当然のごとく、インタビューとかで言行不一致ぶりを突っ込まれる。しかしどこ吹く風、「ぼく、めっちゃウソつくよ」とうそぶいて爆笑をとりつつ、こんなふうなことを言っていた。

「むかしの自分が言ったことに縛られるのもどうかなーと思うんですよね」

松本さんは有名人だから、その発言が大きくクローズアップされ、周りからガヤガヤ言われたりする。けど、一般の人もそんなもんじゃないかな、と思う。

これが人との約束なら誰かに迷惑がかかりそうなものだけど、あくまで松本人志という人間が今後の自分について語っているだけに過ぎないから、それで周りがとやかく言う筋合いはないのだ。

肩を持ってしまうのは、ぼく自身にも似たようなところがあるからかもしれない。だけどやっぱり、人間なんてそんなものだ、と思う気持ちが強い。

きのうの記事でも書いた「決断」。この行いは「将来の自分との約束」ともいえるけど、その段階で出した答えが正解かどうかは、進んでみないと分からない。だから、本来ならその時点で修正も頭に入れておくのが普通ではないだろうか。

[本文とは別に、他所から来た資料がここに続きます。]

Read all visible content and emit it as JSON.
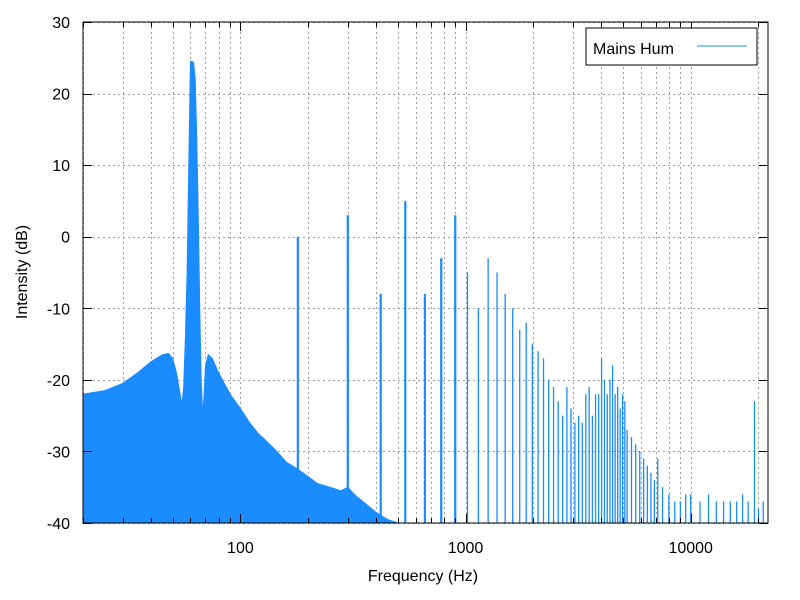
{
  "chart_data": {
    "type": "area",
    "xscale": "log",
    "xlabel": "Frequency (Hz)",
    "ylabel": "Intensity (dB)",
    "xlim": [
      20,
      22050
    ],
    "ylim": [
      -40,
      30
    ],
    "grid": true,
    "legend_position": "top-right",
    "x_ticks": [
      {
        "value": 100,
        "label": "100"
      },
      {
        "value": 1000,
        "label": "1000"
      },
      {
        "value": 10000,
        "label": "10000"
      }
    ],
    "y_ticks": [
      {
        "value": 30,
        "label": "30"
      },
      {
        "value": 20,
        "label": "20"
      },
      {
        "value": 10,
        "label": "10"
      },
      {
        "value": 0,
        "label": "0"
      },
      {
        "value": -10,
        "label": "-10"
      },
      {
        "value": -20,
        "label": "-20"
      },
      {
        "value": -30,
        "label": "-30"
      },
      {
        "value": -40,
        "label": "-40"
      }
    ],
    "series": [
      {
        "name": "Mains Hum",
        "color": "#1a8cff",
        "floor_points": [
          [
            20,
            -22
          ],
          [
            25,
            -21.5
          ],
          [
            30,
            -20.5
          ],
          [
            35,
            -19
          ],
          [
            40,
            -17.5
          ],
          [
            45,
            -16.5
          ],
          [
            48,
            -16.3
          ],
          [
            50,
            -17
          ],
          [
            52,
            -19
          ],
          [
            54,
            -22
          ],
          [
            55,
            -23.5
          ],
          [
            56,
            -21
          ],
          [
            57,
            -14
          ],
          [
            58,
            -5
          ],
          [
            59,
            10
          ],
          [
            60,
            24.5
          ],
          [
            61,
            24.5
          ],
          [
            62,
            24.3
          ],
          [
            63,
            22
          ],
          [
            64,
            14
          ],
          [
            65,
            3
          ],
          [
            66,
            -10
          ],
          [
            67,
            -20
          ],
          [
            68,
            -25
          ],
          [
            69,
            -22
          ],
          [
            70,
            -18
          ],
          [
            72,
            -16.5
          ],
          [
            75,
            -17
          ],
          [
            80,
            -19
          ],
          [
            90,
            -22
          ],
          [
            100,
            -24
          ],
          [
            110,
            -26
          ],
          [
            120,
            -27.5
          ],
          [
            130,
            -28.5
          ],
          [
            140,
            -29.5
          ],
          [
            150,
            -30.5
          ],
          [
            160,
            -31.5
          ],
          [
            170,
            -32
          ],
          [
            180,
            -32.5
          ],
          [
            200,
            -33.5
          ],
          [
            220,
            -34.5
          ],
          [
            250,
            -35
          ],
          [
            280,
            -35.5
          ],
          [
            300,
            -35
          ],
          [
            320,
            -36
          ],
          [
            350,
            -37
          ],
          [
            400,
            -38.5
          ],
          [
            450,
            -39.5
          ],
          [
            500,
            -40
          ],
          [
            22050,
            -40
          ]
        ],
        "peaks": [
          [
            180,
            0
          ],
          [
            300,
            3
          ],
          [
            420,
            -8
          ],
          [
            540,
            5
          ],
          [
            660,
            -8
          ],
          [
            780,
            -3
          ],
          [
            900,
            3
          ],
          [
            1020,
            -5
          ],
          [
            1140,
            -10
          ],
          [
            1260,
            -3
          ],
          [
            1380,
            -5
          ],
          [
            1500,
            -8
          ],
          [
            1620,
            -10
          ],
          [
            1740,
            -13
          ],
          [
            1860,
            -12
          ],
          [
            1980,
            -15
          ],
          [
            2100,
            -16
          ],
          [
            2220,
            -17
          ],
          [
            2340,
            -20
          ],
          [
            2460,
            -21
          ],
          [
            2580,
            -23
          ],
          [
            2700,
            -25
          ],
          [
            2820,
            -21
          ],
          [
            2940,
            -24
          ],
          [
            3060,
            -26
          ],
          [
            3180,
            -25
          ],
          [
            3300,
            -26
          ],
          [
            3420,
            -22
          ],
          [
            3540,
            -21
          ],
          [
            3660,
            -25
          ],
          [
            3780,
            -22
          ],
          [
            3900,
            -22
          ],
          [
            4020,
            -17
          ],
          [
            4140,
            -20
          ],
          [
            4260,
            -22
          ],
          [
            4380,
            -20
          ],
          [
            4500,
            -18
          ],
          [
            4620,
            -22
          ],
          [
            4740,
            -21
          ],
          [
            4860,
            -24
          ],
          [
            4980,
            -22
          ],
          [
            5100,
            -23
          ],
          [
            5220,
            -27
          ],
          [
            5460,
            -28
          ],
          [
            5700,
            -29
          ],
          [
            5940,
            -30
          ],
          [
            6180,
            -31
          ],
          [
            6420,
            -32
          ],
          [
            6660,
            -33
          ],
          [
            6900,
            -34
          ],
          [
            7140,
            -31
          ],
          [
            7500,
            -35
          ],
          [
            8000,
            -36
          ],
          [
            8500,
            -37
          ],
          [
            9000,
            -37
          ],
          [
            9500,
            -36
          ],
          [
            10000,
            -36
          ],
          [
            11000,
            -37
          ],
          [
            12000,
            -36
          ],
          [
            13000,
            -37
          ],
          [
            14000,
            -37
          ],
          [
            15000,
            -37
          ],
          [
            16000,
            -37
          ],
          [
            17000,
            -36
          ],
          [
            18000,
            -37
          ],
          [
            19200,
            -23
          ],
          [
            20000,
            -38
          ],
          [
            21000,
            -37
          ]
        ]
      }
    ]
  }
}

ある決意を秘めてそのまま進みだして、「やっぱり違った」と思って軌道修正することって、確かに誉められた話ではないがそれほど悪いことでもないはず。何か悪いことがあるとすれば、それはたぶん自分に対してじゃないかと思う。あのとき決断を下した自分に対して、申し訳ない、と。それと同時に、「これからの人生、大丈夫か?」と不安になったりもする。

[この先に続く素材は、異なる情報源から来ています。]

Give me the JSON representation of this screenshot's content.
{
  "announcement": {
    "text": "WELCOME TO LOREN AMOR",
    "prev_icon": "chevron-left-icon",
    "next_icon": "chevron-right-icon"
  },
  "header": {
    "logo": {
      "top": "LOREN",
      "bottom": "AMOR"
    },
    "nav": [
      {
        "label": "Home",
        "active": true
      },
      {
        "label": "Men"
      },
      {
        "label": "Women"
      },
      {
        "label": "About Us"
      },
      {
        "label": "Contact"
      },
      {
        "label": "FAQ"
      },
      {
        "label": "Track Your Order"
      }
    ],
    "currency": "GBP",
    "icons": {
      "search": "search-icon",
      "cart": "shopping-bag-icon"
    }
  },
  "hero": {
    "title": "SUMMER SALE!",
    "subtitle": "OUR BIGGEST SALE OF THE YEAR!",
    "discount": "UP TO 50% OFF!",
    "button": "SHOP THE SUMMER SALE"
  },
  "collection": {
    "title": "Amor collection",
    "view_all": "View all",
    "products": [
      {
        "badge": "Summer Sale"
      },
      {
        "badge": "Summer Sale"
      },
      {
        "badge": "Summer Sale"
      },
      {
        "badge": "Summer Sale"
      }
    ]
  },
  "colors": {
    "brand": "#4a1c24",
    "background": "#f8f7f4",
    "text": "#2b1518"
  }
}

誓ったことを守らなかった罪悪感に加え、自分がだらしなく感じる自己嫌悪感。この先も、何か決めるたびにまたひっくり返して人生を停滞させてしまうにだろう、そんな調子でひたすらマイナス思考に陥ることもある。

でも、そういうときこそ、自分に都合のよい解釈をすればよいのだ、と思う。

松本さんの先のセリフ「前に言ったことに縛られる必要はない」を思い出してもいいし、「あのときの自分から成長したから見えないものが見えてくるようになった」とかいろいろ言いようはあるわけだし。どっちみち正解とか答えとかない話なのだ。

前言をあっけなく撤回した自分をねちねち責めるよりも、何食わぬ顔でさっさと新しい道を歩くほうが、いろんな意味で都合よく生きていけるような気がする。